While that question can be debated, what cannot is the necessity of networking, wherever you live. Here’s a quick story to illustrate:

HOW I ENDED UP IN THE BACK ROOM OF CHICAGO FILMMAKERS

I quit my job dealing craps on the casino boat to make my movie Jane Doe. I didn’t mind…at all.

To know why is to know Aurora, Illinois. Movie home of Wayne and Garth, the city looks like a Hollywood conception of a Smalltown U.S.A.

There is no street crime in Wayne’s World. Nor are there twenty five-below zero windchills on November nights. Nor 2 a.m. mornings where the casino boat gangplank comes down and the Zombieland-like, pajama-wearing dregs of the earth stagger aboard, clutching handfuls of quarters for the quarter slots.

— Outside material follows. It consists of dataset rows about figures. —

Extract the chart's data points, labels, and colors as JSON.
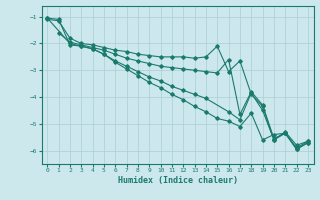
{
  "xlabel": "Humidex (Indice chaleur)",
  "xlim": [
    -0.5,
    23.5
  ],
  "ylim": [
    -6.5,
    -0.6
  ],
  "yticks": [
    -1,
    -2,
    -3,
    -4,
    -5,
    -6
  ],
  "xticks": [
    0,
    1,
    2,
    3,
    4,
    5,
    6,
    7,
    8,
    9,
    10,
    11,
    12,
    13,
    14,
    15,
    16,
    17,
    18,
    19,
    20,
    21,
    22,
    23
  ],
  "bg_color": "#cce8ec",
  "line_color": "#1a7a6e",
  "grid_color": "#aacdd4",
  "lines": [
    {
      "x": [
        0,
        1,
        2,
        3,
        4,
        5,
        6,
        7,
        8,
        9,
        10,
        11,
        12,
        13,
        14,
        15,
        16,
        17,
        18,
        19,
        20,
        21,
        22,
        23
      ],
      "y": [
        -1.1,
        -1.15,
        -1.8,
        -2.0,
        -2.05,
        -2.15,
        -2.25,
        -2.3,
        -2.4,
        -2.45,
        -2.5,
        -2.5,
        -2.5,
        -2.55,
        -2.5,
        -2.1,
        -3.05,
        -2.65,
        -3.9,
        -4.35,
        -5.6,
        -5.3,
        -5.8,
        -5.65
      ]
    },
    {
      "x": [
        1,
        2,
        3,
        4,
        5,
        6,
        7,
        8,
        9,
        10,
        11,
        12,
        13,
        14,
        15,
        16,
        17,
        18,
        19,
        20,
        21,
        22,
        23
      ],
      "y": [
        -1.6,
        -1.95,
        -2.05,
        -2.15,
        -2.25,
        -2.4,
        -2.55,
        -2.65,
        -2.75,
        -2.85,
        -2.9,
        -2.95,
        -3.0,
        -3.05,
        -3.1,
        -2.6,
        -4.65,
        -3.8,
        -4.3,
        -5.55,
        -5.35,
        -5.9,
        -5.65
      ]
    },
    {
      "x": [
        0,
        2,
        3,
        4,
        5,
        6,
        7,
        8,
        9,
        10,
        11,
        12,
        13,
        14,
        16,
        17,
        18,
        19,
        20,
        21,
        22,
        23
      ],
      "y": [
        -1.05,
        -2.0,
        -2.1,
        -2.2,
        -2.4,
        -2.65,
        -2.85,
        -3.05,
        -3.25,
        -3.4,
        -3.6,
        -3.75,
        -3.9,
        -4.05,
        -4.55,
        -4.85,
        -3.85,
        -4.5,
        -5.6,
        -5.35,
        -5.95,
        -5.7
      ]
    },
    {
      "x": [
        0,
        1,
        2,
        3,
        4,
        5,
        6,
        7,
        8,
        9,
        10,
        11,
        12,
        13,
        14,
        15,
        16,
        17,
        18,
        19,
        20,
        21,
        22,
        23
      ],
      "y": [
        -1.05,
        -1.1,
        -2.05,
        -2.1,
        -2.2,
        -2.4,
        -2.7,
        -2.95,
        -3.2,
        -3.45,
        -3.65,
        -3.9,
        -4.1,
        -4.35,
        -4.55,
        -4.8,
        -4.9,
        -5.1,
        -4.6,
        -5.6,
        -5.4,
        -5.35,
        -5.95,
        -5.7
      ]
    }
  ]
}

Little known fact: Degenerate gamblers in Illinois have the world’s worst fashion-sense, outdoing even the notorious “blue-haired” grannies of Atlantic City. My exit from the craps pit in Aurora, Illinois was downright cause for celebration.

Jane Doe was shot in 18 days. Returning home without a gig, I ended up working on a Christmas tree lot. I liked this manly job– cutting down trees, tying them to cars, knowing the difference between Scots Pine and Douglas Fir. Manly!

Working the register on the lot was the emanately cute Melanie. Rumor had it Melanie taught screenwriting at Chicago Filmmakers. One day I approached her:

“You know, Melanie, I just made a movie with Calista Flockhart. Perhaps you’d like to discuss it over an aperitif at the Bob Inn?”

“I don’t think my boyfriend would appreciate that,” she countered, “but how about coming up to Filmmakers to talk to my students?”

So, I did. Interestingly, it was Melanie’s last night teaching. She was moving to LA to become a reader. I gave a one hour talk. Later, I asked her: “Who’s taking over this class?” “Don’t know,” she said. When I asked Brenda Webb, the woman who runs the not-for-profit Chicago Filmmakers organization, she said they hadn’t decided on a replacement.

“Well, being as it’s late December, my career on the Christmas tree lot is coming to a close. Maybe I could give it a go.”

She said yes, which led to liberation from Aurora, Illinois, and  10+ years now as teacher and consultant.

And all this connects to your screenwriting career…how?

Moral of the story: You never know where and how the break will come. You’ve got to be relentless, both in your writing, AND in the meeting of people that might help your career.

Never be afraid to reinvent yourself.